Like a pair of pre-ripped jeans from Abercrombie or a distressed logo tee from Zazzle, America's food conglomerates are embracing a more easy breezy natural look when it comes to your food. And as expected, making processed food seem unprocessed involves more processing.
Responding to American's growing concern over over-processed food, engineers for Kraft, Wendy's, McDonald's Domino's and others are now increasingly attempting to give their products a homemade and real appearance.
Kraft Foods food engineers reportedly spent two years creating a process that allowed for uneven turkey slabs for their Carving Board line. Wendy's transformed their famously perfect square beef chunks into wavy, "natural squares" to accomodate costumers who said the perfect square seemed processed. Similarly, the Egg White Delight McMuffin at McDonald's is going for a squiggly circle rather than the disturbingly perfect, round animal product disc that is characteristic of the Egg McMuffin. Domino's pizza churners are instructed to tweak the perfect rectangles on their "Artisan Pizzas" to achieve a natural crudeness of homemade pies.

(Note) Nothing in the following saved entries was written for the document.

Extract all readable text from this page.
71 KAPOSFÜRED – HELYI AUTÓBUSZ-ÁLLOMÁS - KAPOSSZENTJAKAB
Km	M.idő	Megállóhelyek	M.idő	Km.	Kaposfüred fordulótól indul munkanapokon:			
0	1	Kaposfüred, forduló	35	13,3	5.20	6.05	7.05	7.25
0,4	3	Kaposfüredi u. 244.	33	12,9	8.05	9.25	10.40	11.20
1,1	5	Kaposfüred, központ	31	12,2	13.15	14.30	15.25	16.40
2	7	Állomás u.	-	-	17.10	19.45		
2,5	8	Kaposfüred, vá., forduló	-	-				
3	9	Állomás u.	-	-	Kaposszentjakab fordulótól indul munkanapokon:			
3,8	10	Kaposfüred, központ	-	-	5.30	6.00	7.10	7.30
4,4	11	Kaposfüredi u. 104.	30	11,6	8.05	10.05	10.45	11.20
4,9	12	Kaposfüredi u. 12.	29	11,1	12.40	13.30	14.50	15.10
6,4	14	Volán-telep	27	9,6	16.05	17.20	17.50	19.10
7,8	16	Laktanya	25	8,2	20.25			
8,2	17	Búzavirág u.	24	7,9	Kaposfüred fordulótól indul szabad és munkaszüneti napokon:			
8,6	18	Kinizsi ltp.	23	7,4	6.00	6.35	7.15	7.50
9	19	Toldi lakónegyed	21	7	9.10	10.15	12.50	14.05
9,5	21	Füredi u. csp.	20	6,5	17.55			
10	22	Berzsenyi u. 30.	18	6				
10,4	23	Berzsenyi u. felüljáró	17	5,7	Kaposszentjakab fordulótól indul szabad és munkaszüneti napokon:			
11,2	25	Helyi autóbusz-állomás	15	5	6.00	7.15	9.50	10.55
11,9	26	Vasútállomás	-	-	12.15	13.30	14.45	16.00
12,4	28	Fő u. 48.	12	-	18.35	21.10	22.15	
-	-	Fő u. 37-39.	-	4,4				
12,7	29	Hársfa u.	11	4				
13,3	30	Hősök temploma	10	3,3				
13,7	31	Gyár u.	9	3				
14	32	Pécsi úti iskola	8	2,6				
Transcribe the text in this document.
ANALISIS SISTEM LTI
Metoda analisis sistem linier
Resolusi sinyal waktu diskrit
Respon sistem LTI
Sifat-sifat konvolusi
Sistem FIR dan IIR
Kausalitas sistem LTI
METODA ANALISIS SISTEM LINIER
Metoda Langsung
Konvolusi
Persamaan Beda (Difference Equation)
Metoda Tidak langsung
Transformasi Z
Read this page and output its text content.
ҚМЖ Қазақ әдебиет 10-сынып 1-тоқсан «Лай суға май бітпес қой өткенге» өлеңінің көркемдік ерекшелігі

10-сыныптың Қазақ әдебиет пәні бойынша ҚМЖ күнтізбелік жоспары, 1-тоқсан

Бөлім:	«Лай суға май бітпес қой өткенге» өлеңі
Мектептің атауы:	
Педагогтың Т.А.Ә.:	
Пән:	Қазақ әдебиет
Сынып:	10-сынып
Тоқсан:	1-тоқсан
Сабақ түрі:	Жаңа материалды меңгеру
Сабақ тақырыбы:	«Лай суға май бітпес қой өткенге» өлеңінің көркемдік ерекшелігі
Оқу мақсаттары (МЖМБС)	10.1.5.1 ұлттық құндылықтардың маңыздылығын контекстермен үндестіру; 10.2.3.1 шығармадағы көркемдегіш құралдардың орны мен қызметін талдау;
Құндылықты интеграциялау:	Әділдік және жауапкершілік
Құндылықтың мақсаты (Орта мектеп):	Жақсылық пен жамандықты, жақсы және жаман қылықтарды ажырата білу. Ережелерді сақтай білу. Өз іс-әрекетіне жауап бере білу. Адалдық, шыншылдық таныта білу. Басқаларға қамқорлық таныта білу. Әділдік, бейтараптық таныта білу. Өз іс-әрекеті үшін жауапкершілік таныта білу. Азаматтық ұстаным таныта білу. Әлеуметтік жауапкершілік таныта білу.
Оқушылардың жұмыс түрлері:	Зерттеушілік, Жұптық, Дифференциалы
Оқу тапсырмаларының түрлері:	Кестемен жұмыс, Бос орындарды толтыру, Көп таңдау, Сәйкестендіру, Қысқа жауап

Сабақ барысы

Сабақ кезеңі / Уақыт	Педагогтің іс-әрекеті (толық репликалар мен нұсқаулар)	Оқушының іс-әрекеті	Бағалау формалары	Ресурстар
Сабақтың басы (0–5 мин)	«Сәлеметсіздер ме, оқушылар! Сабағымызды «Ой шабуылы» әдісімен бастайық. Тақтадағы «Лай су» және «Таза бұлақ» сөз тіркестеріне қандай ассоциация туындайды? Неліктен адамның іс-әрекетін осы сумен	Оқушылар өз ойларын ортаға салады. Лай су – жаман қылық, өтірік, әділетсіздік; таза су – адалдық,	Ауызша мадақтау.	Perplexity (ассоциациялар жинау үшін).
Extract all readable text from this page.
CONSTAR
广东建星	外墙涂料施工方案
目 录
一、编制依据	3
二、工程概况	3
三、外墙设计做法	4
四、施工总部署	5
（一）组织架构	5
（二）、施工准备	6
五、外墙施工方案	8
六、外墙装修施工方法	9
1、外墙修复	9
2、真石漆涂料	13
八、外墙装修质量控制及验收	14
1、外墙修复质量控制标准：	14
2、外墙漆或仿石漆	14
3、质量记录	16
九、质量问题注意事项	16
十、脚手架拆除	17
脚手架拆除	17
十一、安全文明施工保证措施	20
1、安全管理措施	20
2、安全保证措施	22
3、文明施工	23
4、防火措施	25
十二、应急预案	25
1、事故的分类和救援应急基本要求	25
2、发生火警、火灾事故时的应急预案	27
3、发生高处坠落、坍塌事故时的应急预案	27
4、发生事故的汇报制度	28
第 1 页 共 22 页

The most illustrative story is from Hillshire Brands Company—also deceptively known as Hillshire Farms. At Hillshire, they crush, mash, and mush meat products into tubes and slivers, respectively. Hillshire is now dyeing the edges of the meat slices with caramel food coloring, after customers requested a "grainier" appearance from their poultry wafers. While Hillshire is working achieve a more wholesome look, their vice president of marketing, Reggie Moore, said it's crucial to always be adapting their food chunks to fit changing standards of appearance, as the definition of "natural" changes from customer to customer.